Sorry for lack of specifics :frowning:

Yes, they did talk about that. I don’t think it makes the actual nudity less gratuitous.

Tropic of Cancer (1970). Granted, this was the period when Hollywood was playing with movie nudity like an Amish kid and alcohol during Rumspringen, and the subject of the movie is Henry Miller, but the scene in question was a running nude woman (can’t remember who), three-quarter frontal shot of just her hips, in slow motion.

It’s a movie. The only reason they said that was because it was in the script. And the only reason they put that line in the script was to give them an excuse for the nude scene.

Thanks. I wasn’t aware of how scripts worked.

No, not nudity, but one of the most demeaningly gratuitous shots I’ve ever seen - Sam Peckinpah introduces us to one of the two main characters in Straw Dogs - played by Susan George - walking towards the camera, except the shot is framing only her torso.
Great intro, Sam.

Oh, wait - the 70s.
Right.

People say that. But they often act as though they feel that events in a movie or book or TV show occur spontaneously. They don’t seem to realize that everything they see or hear in a work of fiction was a deliberate decision made by the author. Nothing happens by chance.

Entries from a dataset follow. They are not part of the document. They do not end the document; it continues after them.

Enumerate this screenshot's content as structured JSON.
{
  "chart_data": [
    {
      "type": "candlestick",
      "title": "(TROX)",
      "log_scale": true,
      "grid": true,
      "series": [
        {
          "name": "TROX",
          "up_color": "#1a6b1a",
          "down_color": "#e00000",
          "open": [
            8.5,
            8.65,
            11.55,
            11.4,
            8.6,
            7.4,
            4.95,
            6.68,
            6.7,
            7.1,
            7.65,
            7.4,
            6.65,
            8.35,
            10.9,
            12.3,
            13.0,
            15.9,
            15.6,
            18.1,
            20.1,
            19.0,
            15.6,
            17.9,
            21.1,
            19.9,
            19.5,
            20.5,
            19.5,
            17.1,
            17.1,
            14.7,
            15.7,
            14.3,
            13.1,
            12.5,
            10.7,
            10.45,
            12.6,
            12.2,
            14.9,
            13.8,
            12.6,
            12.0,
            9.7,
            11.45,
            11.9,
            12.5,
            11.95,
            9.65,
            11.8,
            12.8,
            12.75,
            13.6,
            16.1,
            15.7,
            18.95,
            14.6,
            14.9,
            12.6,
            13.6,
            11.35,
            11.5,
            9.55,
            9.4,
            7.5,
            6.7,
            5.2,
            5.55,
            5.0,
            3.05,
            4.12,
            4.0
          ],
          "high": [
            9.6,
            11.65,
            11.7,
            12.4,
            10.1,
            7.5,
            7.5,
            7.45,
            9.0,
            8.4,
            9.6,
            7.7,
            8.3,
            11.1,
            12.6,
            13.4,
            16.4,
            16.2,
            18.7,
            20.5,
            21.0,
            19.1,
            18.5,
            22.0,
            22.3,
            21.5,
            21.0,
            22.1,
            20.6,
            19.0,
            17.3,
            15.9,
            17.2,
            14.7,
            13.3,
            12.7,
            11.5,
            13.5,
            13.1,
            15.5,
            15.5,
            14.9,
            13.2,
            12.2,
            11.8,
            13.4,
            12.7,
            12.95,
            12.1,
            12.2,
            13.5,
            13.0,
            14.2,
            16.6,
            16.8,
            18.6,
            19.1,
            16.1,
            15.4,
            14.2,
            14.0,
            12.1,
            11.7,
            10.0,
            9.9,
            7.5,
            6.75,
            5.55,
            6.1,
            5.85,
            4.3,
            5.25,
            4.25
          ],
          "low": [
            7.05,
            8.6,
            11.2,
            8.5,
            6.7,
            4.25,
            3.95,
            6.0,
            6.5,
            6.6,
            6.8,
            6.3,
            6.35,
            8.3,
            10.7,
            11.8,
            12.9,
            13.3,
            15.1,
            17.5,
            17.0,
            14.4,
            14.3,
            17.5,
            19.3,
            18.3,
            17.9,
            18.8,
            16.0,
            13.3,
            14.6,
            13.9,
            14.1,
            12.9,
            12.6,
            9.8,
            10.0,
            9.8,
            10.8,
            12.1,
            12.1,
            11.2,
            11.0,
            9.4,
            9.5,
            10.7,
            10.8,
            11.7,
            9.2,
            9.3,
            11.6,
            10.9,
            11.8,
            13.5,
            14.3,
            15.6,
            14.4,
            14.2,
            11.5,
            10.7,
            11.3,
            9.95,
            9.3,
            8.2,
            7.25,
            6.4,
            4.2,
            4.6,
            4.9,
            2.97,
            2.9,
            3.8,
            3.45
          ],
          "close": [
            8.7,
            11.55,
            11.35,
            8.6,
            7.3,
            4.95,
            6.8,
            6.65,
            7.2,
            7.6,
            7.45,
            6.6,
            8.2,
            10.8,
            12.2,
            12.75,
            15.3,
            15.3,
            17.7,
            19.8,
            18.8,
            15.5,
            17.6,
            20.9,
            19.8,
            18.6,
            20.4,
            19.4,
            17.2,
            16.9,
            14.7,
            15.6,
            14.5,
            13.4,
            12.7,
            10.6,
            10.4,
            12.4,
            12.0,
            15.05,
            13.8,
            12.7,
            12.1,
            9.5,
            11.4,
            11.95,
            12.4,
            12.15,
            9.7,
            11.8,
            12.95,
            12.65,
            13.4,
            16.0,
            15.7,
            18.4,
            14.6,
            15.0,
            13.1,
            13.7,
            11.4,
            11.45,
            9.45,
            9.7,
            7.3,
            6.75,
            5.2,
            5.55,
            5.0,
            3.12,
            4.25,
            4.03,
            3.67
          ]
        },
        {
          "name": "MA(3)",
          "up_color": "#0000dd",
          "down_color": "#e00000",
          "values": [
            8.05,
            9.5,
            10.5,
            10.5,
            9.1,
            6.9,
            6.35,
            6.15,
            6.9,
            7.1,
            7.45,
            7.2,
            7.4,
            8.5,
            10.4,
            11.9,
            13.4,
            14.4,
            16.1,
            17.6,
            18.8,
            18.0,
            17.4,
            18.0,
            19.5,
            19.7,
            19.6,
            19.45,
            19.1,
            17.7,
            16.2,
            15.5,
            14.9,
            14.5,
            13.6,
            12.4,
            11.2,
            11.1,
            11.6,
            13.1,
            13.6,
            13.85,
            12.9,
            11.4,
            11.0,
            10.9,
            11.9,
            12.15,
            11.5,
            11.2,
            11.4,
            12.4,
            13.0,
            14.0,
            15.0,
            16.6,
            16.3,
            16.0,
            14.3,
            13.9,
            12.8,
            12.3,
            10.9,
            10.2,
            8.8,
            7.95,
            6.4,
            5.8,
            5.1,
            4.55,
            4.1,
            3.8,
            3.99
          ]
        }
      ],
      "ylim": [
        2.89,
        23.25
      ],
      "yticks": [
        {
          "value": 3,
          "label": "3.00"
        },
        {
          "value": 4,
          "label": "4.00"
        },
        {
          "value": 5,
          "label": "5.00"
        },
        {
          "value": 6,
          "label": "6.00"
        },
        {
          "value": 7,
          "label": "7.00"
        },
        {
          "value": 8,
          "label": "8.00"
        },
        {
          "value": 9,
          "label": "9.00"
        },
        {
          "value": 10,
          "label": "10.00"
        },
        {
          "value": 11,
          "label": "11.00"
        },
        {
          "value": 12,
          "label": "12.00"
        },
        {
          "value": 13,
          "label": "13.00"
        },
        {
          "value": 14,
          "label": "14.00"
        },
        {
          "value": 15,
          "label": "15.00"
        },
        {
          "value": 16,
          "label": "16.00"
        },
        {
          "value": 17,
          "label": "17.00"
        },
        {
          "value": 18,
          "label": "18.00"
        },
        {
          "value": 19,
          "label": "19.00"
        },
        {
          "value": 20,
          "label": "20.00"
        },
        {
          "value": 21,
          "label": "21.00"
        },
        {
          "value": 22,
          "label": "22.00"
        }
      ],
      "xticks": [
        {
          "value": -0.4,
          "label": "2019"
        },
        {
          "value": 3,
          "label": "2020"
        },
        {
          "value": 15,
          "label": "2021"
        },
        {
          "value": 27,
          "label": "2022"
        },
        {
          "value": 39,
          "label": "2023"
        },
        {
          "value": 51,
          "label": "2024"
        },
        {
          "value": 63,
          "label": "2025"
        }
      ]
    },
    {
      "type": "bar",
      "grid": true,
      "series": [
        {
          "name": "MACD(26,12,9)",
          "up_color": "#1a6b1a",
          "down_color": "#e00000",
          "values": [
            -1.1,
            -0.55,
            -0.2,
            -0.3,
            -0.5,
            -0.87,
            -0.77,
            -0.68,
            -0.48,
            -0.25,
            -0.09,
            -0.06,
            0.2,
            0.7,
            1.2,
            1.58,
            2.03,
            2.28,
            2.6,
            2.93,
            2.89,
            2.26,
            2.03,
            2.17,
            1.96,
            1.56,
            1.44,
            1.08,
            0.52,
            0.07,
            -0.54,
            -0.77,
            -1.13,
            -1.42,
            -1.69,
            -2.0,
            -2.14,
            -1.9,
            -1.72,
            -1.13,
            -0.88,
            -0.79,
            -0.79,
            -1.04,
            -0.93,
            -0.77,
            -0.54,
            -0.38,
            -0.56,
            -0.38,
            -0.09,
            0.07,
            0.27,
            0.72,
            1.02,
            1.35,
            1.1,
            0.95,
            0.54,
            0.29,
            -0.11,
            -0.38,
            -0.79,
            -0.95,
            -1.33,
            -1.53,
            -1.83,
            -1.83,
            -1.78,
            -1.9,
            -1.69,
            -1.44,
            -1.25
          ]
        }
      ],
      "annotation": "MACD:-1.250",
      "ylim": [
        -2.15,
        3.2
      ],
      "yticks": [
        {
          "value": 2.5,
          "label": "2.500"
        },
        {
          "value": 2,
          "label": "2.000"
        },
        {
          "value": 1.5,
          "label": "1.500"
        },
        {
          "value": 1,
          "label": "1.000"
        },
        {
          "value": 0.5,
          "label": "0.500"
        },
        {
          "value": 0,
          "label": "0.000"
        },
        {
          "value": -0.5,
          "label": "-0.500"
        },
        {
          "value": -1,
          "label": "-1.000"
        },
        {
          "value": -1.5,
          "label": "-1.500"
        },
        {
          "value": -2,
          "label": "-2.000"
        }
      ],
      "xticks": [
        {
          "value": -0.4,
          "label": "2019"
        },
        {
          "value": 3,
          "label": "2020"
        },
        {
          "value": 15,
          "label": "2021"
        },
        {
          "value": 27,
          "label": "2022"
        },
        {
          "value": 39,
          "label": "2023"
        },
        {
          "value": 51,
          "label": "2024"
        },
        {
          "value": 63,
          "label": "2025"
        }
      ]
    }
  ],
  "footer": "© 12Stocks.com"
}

But when a bullet misses a character, there are people who will think he got lucky. No, there was no luck involved. The author didn’t want the character to die in this chapter so he wrote that the bullet missed.

And when a character dies of cancer in the final chapter of the book, it’s not because of that mysterious lump he found in the third chapter. The lump didn’t cause the cancer; the cancer caused the lump. When the author decided he was going to have the character get cancer, he wrote in the symptoms.

The line about somebody walking down the halls naked didn’t cause the character to take off her clothes. The choice to have the character take off her clothes caused the line to be in the movie.